How does this relate to Paganism, and to pacifism?
For the latter, I take my cue again from Schneider, in discussing the events of 9/11 — he describes the tragedy as “a lesson in uncertainty,” in which the U.S. faced extreme pressure to step into the paranoid perspective of the terrorists, who imagined the stage of global politics as an epic battle between the West and the Muslim world. In many ways, socially and culturally, this is precisely what happened in this country, and we are still seeing the ramifications of this increase in paranoia in the rhetoric of many politicians on the Right. Yet Schneider also notes a much healthier way of responding: accepting such “black angels of chance” for what they are, unpredictable and often meaningless moments of grief and loss, moments that we may never be able to fully explain or predict. Yet, by acknowledging that it is not mere madness that drives such individuals and leads to such events, we can learn to understand the way that hyper-rationality functions both in individuals and in societies. Such understanding gives us precisely the insight and perspective necessary for the kind of self-reflection that can help us check our own tendencies towards paranoia.

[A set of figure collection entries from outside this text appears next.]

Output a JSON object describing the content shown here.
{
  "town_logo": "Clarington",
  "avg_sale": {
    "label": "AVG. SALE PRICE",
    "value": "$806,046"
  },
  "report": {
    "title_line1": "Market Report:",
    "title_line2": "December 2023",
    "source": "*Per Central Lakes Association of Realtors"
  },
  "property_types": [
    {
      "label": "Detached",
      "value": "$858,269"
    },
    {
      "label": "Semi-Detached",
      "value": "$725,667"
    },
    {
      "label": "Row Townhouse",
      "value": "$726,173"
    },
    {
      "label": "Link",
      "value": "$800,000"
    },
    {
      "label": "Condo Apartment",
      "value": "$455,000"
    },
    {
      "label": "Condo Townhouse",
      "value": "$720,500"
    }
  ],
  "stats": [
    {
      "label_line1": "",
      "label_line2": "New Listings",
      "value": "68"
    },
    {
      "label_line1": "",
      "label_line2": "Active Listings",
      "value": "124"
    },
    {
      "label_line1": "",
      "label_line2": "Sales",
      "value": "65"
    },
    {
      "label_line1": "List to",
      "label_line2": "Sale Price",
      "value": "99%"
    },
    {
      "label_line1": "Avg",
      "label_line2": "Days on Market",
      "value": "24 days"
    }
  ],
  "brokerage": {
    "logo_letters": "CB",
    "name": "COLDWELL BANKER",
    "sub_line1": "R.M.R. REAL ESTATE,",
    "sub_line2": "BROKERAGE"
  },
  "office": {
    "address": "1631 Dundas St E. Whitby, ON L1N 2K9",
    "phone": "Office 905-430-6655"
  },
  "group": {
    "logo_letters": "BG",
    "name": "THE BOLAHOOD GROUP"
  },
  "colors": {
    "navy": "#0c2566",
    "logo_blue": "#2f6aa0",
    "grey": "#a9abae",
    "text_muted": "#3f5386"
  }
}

Pacifism, ultimately, is an exercise in confronting uncertainty in just this way — learning to cope with the potential for violence (in both ourselves and in others) without resorting to violence in retaliation or defense, without stepping into the delusions of our attackers who might claim with paranoid certainty that no alternatives exist. Instead, the philosophy of pacifism encourages us to see in the actions of others reflections of our own potentials, so that we might learn from them with empathy and insight while also acting with intention to create alternatives to violence even in the face of doubt or uncertainty.
Paganism, too, can provide a check against the paranoia and delusions of unhealthy hyper-rationality, in two important ways. First, as I discussed in my previous post, it can provide us with a more-than-human community to which we can turn for a “communicative means of reconciliation” with the larger world, even when our human communities seem mired in neuroses. I think it is no coincidence that the societies in which paranoia seems to increase also tend to be societies that encourage a disconnection and isolation from the natural world.
The scientific comprehension and appreciation of ecology provides part of this engagement with the more-than-human natural world, yet Paganism and nature-centered spiritualities more generally also supplement and extend this engagement further through religious activities like prayer, meditation and ritual directed towards the natural world and its many beings and inhabitants, rather than towards a transcendent, supernatural deity. The modern Pagan movement also embraces certain aspects of postmodern philosophy, such as deep play and the celebration of meta-narratives and self- and group-identity creation, which can help to remind us of the “non-rational moments that are part of reason.” Grounded in healthy community, an engagement with the non-rational can provide the perspective, and the wilderness, in which uncertainty and doubt can find a proper home, without giving way to either hyper-rationality or the pure lunacy of irrationality.